You’ve been commuting back and forth between each other’s apartments for months. Now you’re ready to take the plunge — you’ve decided to move in together. Now before you jump right into the deep end, you might want to study up, to ensure you’re playing house, instead of playing with fire!
Here are 5 tips to prepare for moving in with your loved one
1. Get Rid of Any Baggage
Before you start sharing a space with your partner, make sure you remove any excess items (or emotions) from your life. Throw out old papers, clear out your closet, or get rid of the junk drawer. It’s important to make sure that only the essentials stay with you during this transition. This way, you can start co-inhabiting on the right foot— and have a clean and relaxing space to house and nurture your relationship, not a cluttered one.
2. Talk About Storage
Make sure you are communicating about each other’s storage needs and making enough space for each of your needs a priority. If you’re converting one of your places into your new shared home, try dividing up bathroom or closet space for starters.

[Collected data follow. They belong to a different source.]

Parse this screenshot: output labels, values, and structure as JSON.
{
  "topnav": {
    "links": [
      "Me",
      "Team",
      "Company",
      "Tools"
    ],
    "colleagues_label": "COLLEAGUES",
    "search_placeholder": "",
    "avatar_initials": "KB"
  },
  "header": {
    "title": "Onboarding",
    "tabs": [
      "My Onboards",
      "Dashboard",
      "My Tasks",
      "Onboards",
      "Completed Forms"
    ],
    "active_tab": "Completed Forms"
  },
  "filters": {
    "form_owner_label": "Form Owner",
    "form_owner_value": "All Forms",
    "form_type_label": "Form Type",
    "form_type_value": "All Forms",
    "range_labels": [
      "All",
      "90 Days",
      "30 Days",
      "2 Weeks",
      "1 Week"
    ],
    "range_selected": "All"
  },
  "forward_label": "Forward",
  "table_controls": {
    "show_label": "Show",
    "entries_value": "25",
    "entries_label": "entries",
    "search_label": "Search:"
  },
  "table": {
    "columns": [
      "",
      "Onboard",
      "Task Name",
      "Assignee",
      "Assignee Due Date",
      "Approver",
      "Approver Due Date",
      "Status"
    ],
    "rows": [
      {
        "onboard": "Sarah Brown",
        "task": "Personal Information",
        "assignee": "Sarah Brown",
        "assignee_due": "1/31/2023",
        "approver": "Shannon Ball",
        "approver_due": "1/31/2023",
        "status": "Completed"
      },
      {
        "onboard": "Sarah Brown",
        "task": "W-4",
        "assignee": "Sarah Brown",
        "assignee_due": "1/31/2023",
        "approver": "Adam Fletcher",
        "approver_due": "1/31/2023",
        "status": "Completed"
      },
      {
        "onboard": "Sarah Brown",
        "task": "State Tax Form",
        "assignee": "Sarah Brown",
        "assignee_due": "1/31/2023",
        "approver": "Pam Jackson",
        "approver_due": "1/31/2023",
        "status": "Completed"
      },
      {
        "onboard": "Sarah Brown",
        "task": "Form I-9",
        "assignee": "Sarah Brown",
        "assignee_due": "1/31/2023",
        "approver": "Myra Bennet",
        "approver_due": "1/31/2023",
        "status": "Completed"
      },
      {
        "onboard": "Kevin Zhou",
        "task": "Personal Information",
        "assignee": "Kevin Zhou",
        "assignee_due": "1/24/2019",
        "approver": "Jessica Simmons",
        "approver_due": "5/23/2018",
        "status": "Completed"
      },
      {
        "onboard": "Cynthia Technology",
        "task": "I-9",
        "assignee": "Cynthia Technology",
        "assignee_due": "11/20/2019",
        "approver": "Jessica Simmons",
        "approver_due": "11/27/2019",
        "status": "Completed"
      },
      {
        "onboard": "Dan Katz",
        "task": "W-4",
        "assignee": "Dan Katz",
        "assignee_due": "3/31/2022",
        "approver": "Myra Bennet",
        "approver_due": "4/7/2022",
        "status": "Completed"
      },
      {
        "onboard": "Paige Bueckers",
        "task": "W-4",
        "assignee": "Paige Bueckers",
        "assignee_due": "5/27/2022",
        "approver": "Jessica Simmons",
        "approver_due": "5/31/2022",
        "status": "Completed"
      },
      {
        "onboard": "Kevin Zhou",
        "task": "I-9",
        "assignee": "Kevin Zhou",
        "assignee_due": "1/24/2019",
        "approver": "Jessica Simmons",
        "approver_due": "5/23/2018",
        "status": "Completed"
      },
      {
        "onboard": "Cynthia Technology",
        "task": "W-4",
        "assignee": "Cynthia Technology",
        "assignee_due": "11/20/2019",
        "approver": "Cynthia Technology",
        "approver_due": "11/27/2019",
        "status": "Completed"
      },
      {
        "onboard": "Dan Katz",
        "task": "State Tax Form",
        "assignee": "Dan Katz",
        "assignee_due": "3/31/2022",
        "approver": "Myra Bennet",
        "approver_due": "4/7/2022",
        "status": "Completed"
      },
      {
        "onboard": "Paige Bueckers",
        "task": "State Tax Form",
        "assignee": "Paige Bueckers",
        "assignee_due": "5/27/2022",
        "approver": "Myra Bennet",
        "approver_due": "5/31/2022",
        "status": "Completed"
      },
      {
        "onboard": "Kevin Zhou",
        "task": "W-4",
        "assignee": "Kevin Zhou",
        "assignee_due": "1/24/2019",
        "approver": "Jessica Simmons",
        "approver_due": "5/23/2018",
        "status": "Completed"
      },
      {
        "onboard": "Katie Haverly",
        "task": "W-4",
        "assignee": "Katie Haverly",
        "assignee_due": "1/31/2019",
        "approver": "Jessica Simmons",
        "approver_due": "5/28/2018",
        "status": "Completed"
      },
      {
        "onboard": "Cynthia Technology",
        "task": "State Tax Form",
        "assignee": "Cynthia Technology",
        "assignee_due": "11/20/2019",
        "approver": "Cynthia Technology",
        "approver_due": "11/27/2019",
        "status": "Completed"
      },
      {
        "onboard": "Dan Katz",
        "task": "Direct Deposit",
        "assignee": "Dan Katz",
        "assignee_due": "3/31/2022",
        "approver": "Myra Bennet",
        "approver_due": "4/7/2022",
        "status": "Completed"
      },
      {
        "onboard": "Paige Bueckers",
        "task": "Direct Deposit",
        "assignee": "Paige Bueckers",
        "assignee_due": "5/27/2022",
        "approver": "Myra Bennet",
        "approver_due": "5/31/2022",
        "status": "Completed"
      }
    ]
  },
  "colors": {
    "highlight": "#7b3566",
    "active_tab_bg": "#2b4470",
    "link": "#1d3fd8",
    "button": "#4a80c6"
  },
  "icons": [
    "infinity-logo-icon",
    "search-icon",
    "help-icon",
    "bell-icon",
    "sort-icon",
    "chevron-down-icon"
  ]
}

Then get creative from there. And if you are looking for a new space together, it is important to consider both of your storage and personal space needs before signing a lease or buying a home.
3. Create A Budget
Talk about money! Money is usually one of the most challenging parts of a committed relationship. It is important to discuss finances before taking the next step. Figure out your monthly budgets. Decide how much you can each contribute to the house, bills, food, and furniture. Are you going dutch and splitting things down the middle, or are you each in charge of taking care of different finances? If that question stumped you, drop everything, and call your partner right now!
Co-inhabiting may be new for you, so you need to understand that your space is no longer your own. This is a tough reality for some to come to terms with. Whether it’s sharing food in the fridge or picking your side of the mattress, “compromise” will be your new mantra.
5. Move-In For Love, Not Convenience
Take a moment to discuss your goals for the relationship. Why do you want to move in together in the first place? Many couples make the mistake of moving in together too quickly, (because of convenience, saving on gas money, someone’s lease is up, etc.) and not because they are completely ready to take one more step ahead, that will help to strengthen your relationship. Sharing a home is very intimate. You see your partner at their best and absolute worst, and only the strongest relationships are meant to last. Make sure you’re on the same page with the “Why.”